St. Petersburg issued an executive order in June requiring residents, visitors and business employees to wear face coverings in indoor public spaces. Mayor Rick Kriseman tweeted a message Friday urging residents to wear masks indoors.
There is no countywide mask mandate in place at this time.
In Sarasota, face coverings are required in indoor and outdoor public locations and businesses. The face mask requirement began July 1 and has been extended through Oct. 28.
The Venice City Council extended the city’s mask requirement to Oct. 31. Violators face a penalty of up to $500.
The Manatee County Commission voted Tuesday to repeal the countywide mandatory mask mandate.
While the commissioners voted 4-3 to repeal the mandate, they did unanimously urge everyone in the county to continue wearing masks indoors when social distancing isn’t possible.
“The majority of people wear a mask not because of a mandate but because they know it’s the right thing to do,” said Commissioner Vanessa Baugh who voted for the repeal. “It’s up to each business to enforce whether people should wear a mask or not.”
Bradenton, Anna Maria, Longboat Key and Holmes Beach have all enacted their own mask orders requiring people to wear masks in public.

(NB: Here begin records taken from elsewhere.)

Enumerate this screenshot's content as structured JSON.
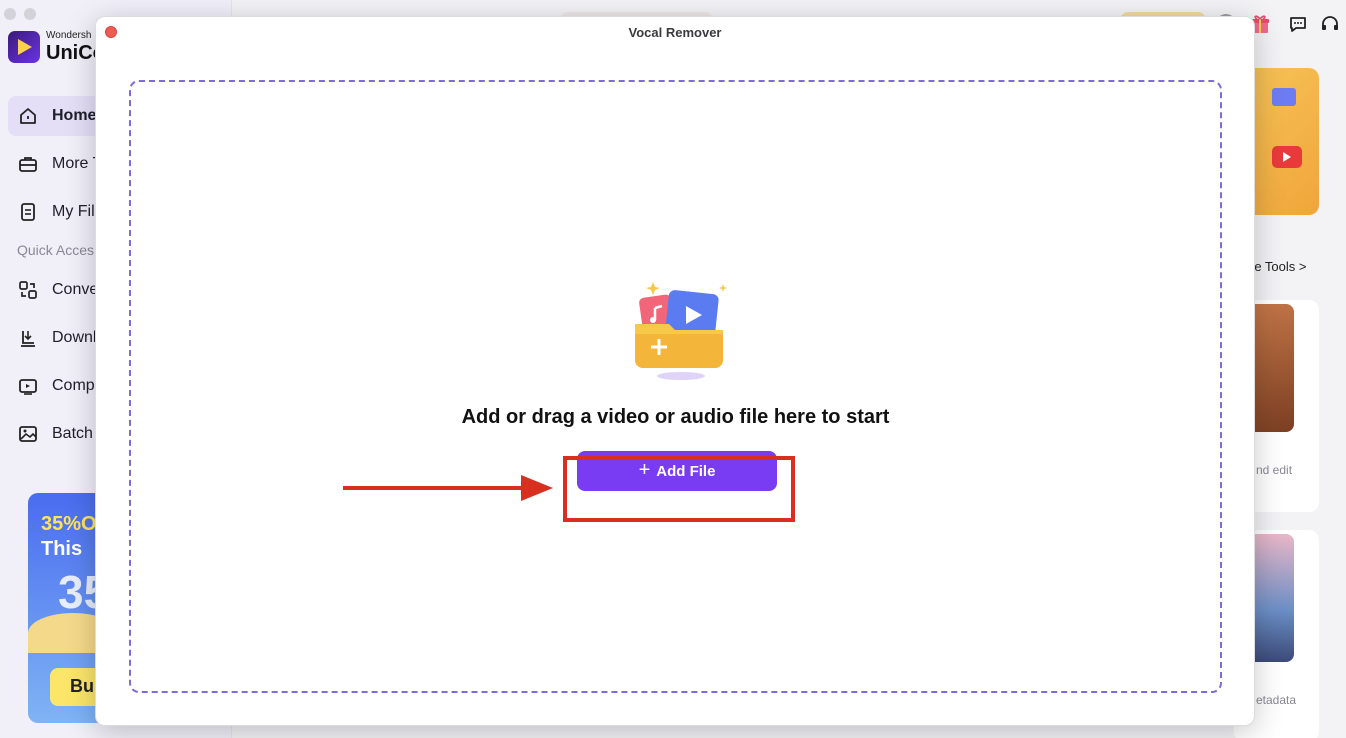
{
  "background_app": {
    "brand_small": "Wondersh",
    "brand_big": "UniCo",
    "nav": [
      {
        "label": "Home",
        "icon": "home-icon",
        "active": true
      },
      {
        "label": "More T",
        "icon": "toolbox-icon"
      },
      {
        "label": "My Fil",
        "icon": "file-icon"
      }
    ],
    "quick_access_label": "Quick Acces",
    "quick": [
      {
        "label": "Conve",
        "icon": "convert-icon"
      },
      {
        "label": "Downl",
        "icon": "download-icon"
      },
      {
        "label": "Comp",
        "icon": "compress-icon"
      },
      {
        "label": "Batch",
        "icon": "image-icon"
      }
    ],
    "promo": {
      "line1": "35%O",
      "line2": "This",
      "big": "35",
      "button": "Bu"
    },
    "right_panel": {
      "more_tools": "re Tools >",
      "caption1": "nd edit",
      "caption2": "etadata"
    }
  },
  "modal": {
    "title": "Vocal Remover",
    "drop_text": "Add or drag a video or audio file here to start",
    "add_file_label": "Add File",
    "plus_icon": "+"
  },
  "colors": {
    "accent": "#7a3cf3",
    "dash_border": "#7d6cd9",
    "annotation_red": "#d8301f",
    "close_red": "#ee5b52"
  }
}
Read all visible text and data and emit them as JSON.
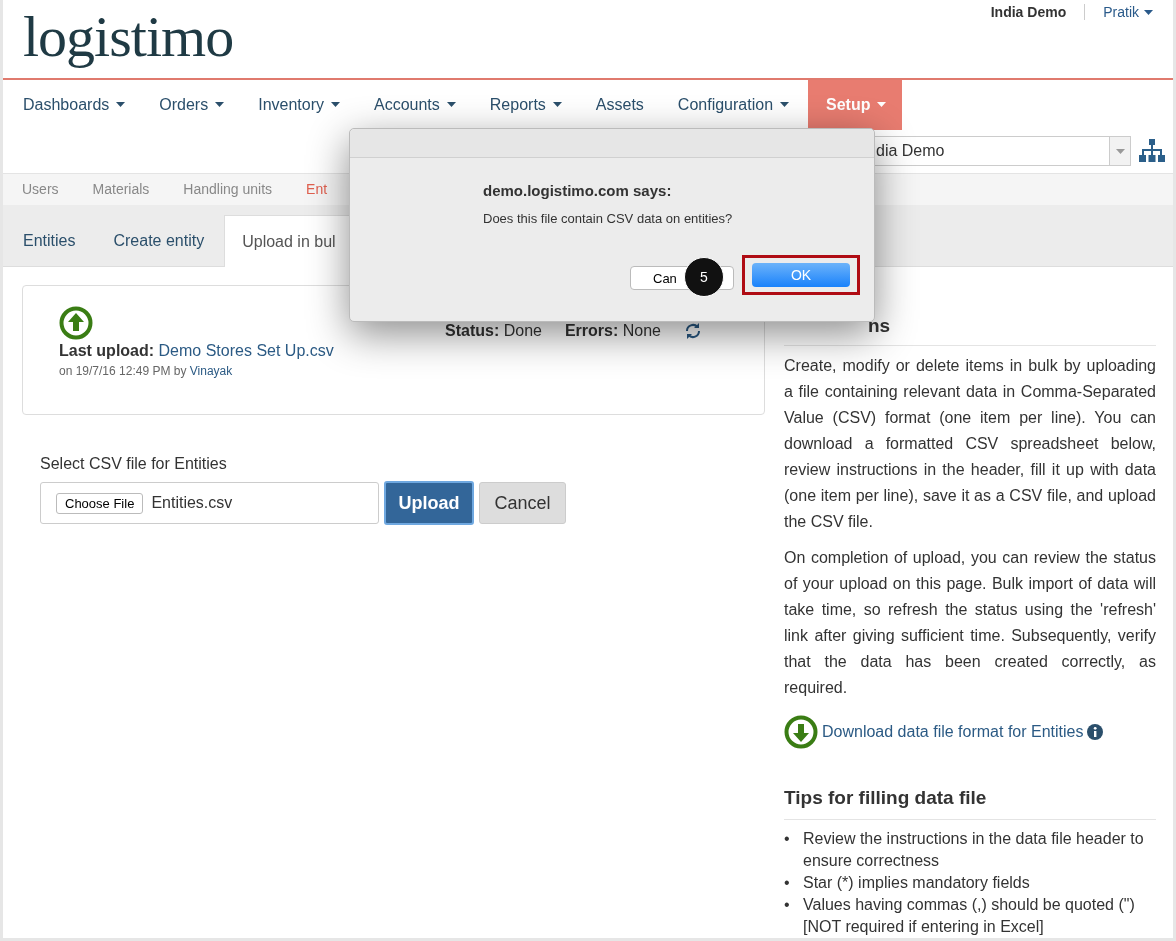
{
  "header": {
    "logo": "logistimo",
    "domain": "India Demo",
    "user": "Pratik"
  },
  "nav": [
    {
      "label": "Dashboards",
      "has_menu": true,
      "selected": false
    },
    {
      "label": "Orders",
      "has_menu": true,
      "selected": false
    },
    {
      "label": "Inventory",
      "has_menu": true,
      "selected": false
    },
    {
      "label": "Accounts",
      "has_menu": true,
      "selected": false
    },
    {
      "label": "Reports",
      "has_menu": true,
      "selected": false
    },
    {
      "label": "Assets",
      "has_menu": false,
      "selected": false
    },
    {
      "label": "Configuration",
      "has_menu": true,
      "selected": false
    },
    {
      "label": "Setup",
      "has_menu": true,
      "selected": true
    }
  ],
  "domain_select": {
    "value": "dia Demo"
  },
  "subtabs": [
    {
      "label": "Users",
      "selected": false
    },
    {
      "label": "Materials",
      "selected": false
    },
    {
      "label": "Handling units",
      "selected": false
    },
    {
      "label": "Ent",
      "selected": true
    }
  ],
  "tabs": [
    {
      "label": "Entities",
      "selected": false
    },
    {
      "label": "Create entity",
      "selected": false
    },
    {
      "label": "Upload in bul",
      "selected": true
    }
  ],
  "upload_status": {
    "status": "**Status:** Done",
    "errors": "**Errors:** None",
    "last_upload": "**Last upload:** ",
    "file": "Demo Stores Set Up.csv",
    "meta": "on 19/7/16 12:49 PM by ",
    "user": "Vinayak"
  },
  "form": {
    "label": "Select CSV file for Entities",
    "choose_button": "Choose File",
    "file_name": "Entities.csv",
    "upload_button": "Upload",
    "cancel_button": "Cancel"
  },
  "instructions": {
    "title": "ns",
    "paragraphs": [
      "Create, modify or delete items in bulk by uploading a file containing relevant data in Comma-Separated Value (CSV) format (one item per line). You can download a formatted CSV spreadsheet below, review instructions in the header, fill it up with data (one item per line), save it as a CSV file, and upload the CSV file.",
      "On completion of upload, you can review the status of your upload on this page. Bulk import of data will take time, so refresh the status using the 'refresh' link after giving sufficient time. Subsequently, verify that the data has been created correctly, as required."
    ],
    "download_link": "Download data file format for Entities"
  },
  "tips": {
    "title": "Tips for filling data file",
    "bullet": "•",
    "items": [
      "Review the instructions in the data file header to ensure correctness",
      "Star (*) implies mandatory fields",
      "Values having commas (,) should be quoted (\") [NOT required if entering in Excel]"
    ]
  },
  "dialog": {
    "title": "demo.logistimo.com says:",
    "message": "Does this file contain CSV data on entities?",
    "cancel_button": "Can",
    "ok_button": "OK",
    "step": "5"
  }
}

While there is no countywide mask mandate, officials strongly recommend residents and visitors wear face masks and follow CDC guidelines.
In Lakeland, residents, visitors and workers are required to wear face coverings in public spaces through at least Oct. 5. Winter Haven’s face mask ordinance was scheduled to expire on Sept. 15.
There are currently no face mask requirements in Hernando, Highlands, Citrus, DeSoto or Hardee counties.